Comme l’avait prévu le docteur Clodomir, la vue de sa forme avait été pour le gorille comme un rappel à la vie. De la main du singe — de sa main — il avait consenti à prendre de la nourriture ; il s’était laissé soigner et guérir et le professeur Fringue, secondé par le docteur Silence, avait pu, pour la seconde fois, tenter et réussir sa double et miraculeuse opération.

— Un miracle ! apprécia le banquier, enthousiasmé, en secouant chaleureusement les mains du chirurgien.

— Peuh ! fit le professeur Fringue d’un air modeste et dédaigneux. Je puis faire mieux que cela.

Se vantait-il ? L’avenir devait répondre que non. Mais aucune de ses sensationnelles opérations n’eut, par la suite, cette heureuse conséquence : un mariage.

Celui de Violette et de Roland eut lieu sans attirer l’attention des deux savants, retournés à leurs occupations favorites.

Au fond, ils boudaient un peu leur ancien patient, car le jeune homme, en dépit des supplications du professeur Fringue, se refusa énergiquement à livrer à sa manie d’expérience, le gorille guéri.

Celui-ci vit librement dans un coin du parc, où on lui a aménagé une cage si grande et tellement verdoyante, qu’il ne souffre point de sa captivité.

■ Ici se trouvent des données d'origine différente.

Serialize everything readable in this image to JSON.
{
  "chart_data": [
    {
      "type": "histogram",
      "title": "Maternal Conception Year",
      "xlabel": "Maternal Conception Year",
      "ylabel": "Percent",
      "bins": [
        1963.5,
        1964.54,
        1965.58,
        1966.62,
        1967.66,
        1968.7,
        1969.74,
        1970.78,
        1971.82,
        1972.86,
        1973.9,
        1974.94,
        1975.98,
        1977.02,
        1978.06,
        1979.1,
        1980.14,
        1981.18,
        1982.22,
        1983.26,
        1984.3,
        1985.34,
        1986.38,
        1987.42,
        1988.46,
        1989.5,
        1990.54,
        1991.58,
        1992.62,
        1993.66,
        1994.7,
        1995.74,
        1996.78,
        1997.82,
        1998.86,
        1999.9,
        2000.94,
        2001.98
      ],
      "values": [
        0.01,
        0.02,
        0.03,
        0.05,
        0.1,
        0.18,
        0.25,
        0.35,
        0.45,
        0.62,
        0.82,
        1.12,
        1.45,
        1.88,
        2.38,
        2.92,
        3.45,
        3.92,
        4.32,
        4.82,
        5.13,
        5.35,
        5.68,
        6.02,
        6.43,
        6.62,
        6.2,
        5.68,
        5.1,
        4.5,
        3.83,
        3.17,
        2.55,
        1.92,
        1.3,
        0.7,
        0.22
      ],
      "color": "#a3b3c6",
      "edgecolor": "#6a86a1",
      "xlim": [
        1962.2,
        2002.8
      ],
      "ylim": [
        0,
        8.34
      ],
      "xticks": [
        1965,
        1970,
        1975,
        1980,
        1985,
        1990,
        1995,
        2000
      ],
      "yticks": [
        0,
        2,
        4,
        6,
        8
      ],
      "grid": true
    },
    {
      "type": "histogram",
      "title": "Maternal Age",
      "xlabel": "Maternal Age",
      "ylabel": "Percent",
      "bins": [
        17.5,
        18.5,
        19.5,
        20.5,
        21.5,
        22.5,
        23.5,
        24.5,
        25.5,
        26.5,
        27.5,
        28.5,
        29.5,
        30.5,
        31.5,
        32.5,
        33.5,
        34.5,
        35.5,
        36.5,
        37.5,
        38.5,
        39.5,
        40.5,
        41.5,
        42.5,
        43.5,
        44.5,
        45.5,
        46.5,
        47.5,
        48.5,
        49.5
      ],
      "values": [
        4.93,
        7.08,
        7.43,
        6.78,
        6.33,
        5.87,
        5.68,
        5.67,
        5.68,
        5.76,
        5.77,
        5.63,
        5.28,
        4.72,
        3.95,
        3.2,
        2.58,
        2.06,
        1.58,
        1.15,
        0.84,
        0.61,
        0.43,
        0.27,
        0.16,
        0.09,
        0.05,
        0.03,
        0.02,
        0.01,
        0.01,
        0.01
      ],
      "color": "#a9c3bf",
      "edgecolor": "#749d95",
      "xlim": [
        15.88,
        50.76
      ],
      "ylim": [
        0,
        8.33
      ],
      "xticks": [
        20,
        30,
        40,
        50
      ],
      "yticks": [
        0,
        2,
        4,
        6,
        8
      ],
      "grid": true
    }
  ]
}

Godolphin est moins pour lui un gardien qu’un ami. Ce qui ne l’empêche pas de soupirer parfois, avec une nuance de regret :

— Tout de même, il ne vaut pas l’autre !

Roland évite soigneusement cette partie du parc ; jamais il n’a consenti à se retrouver en face du gorille, et jamais non plus, il ne parle de l’expérience du professeur Fringue.

Elle lui rappellerait ce qu’il veut oublier : que, si ses mains sont innocentes, son cerveau n’a pas moins tué un homme.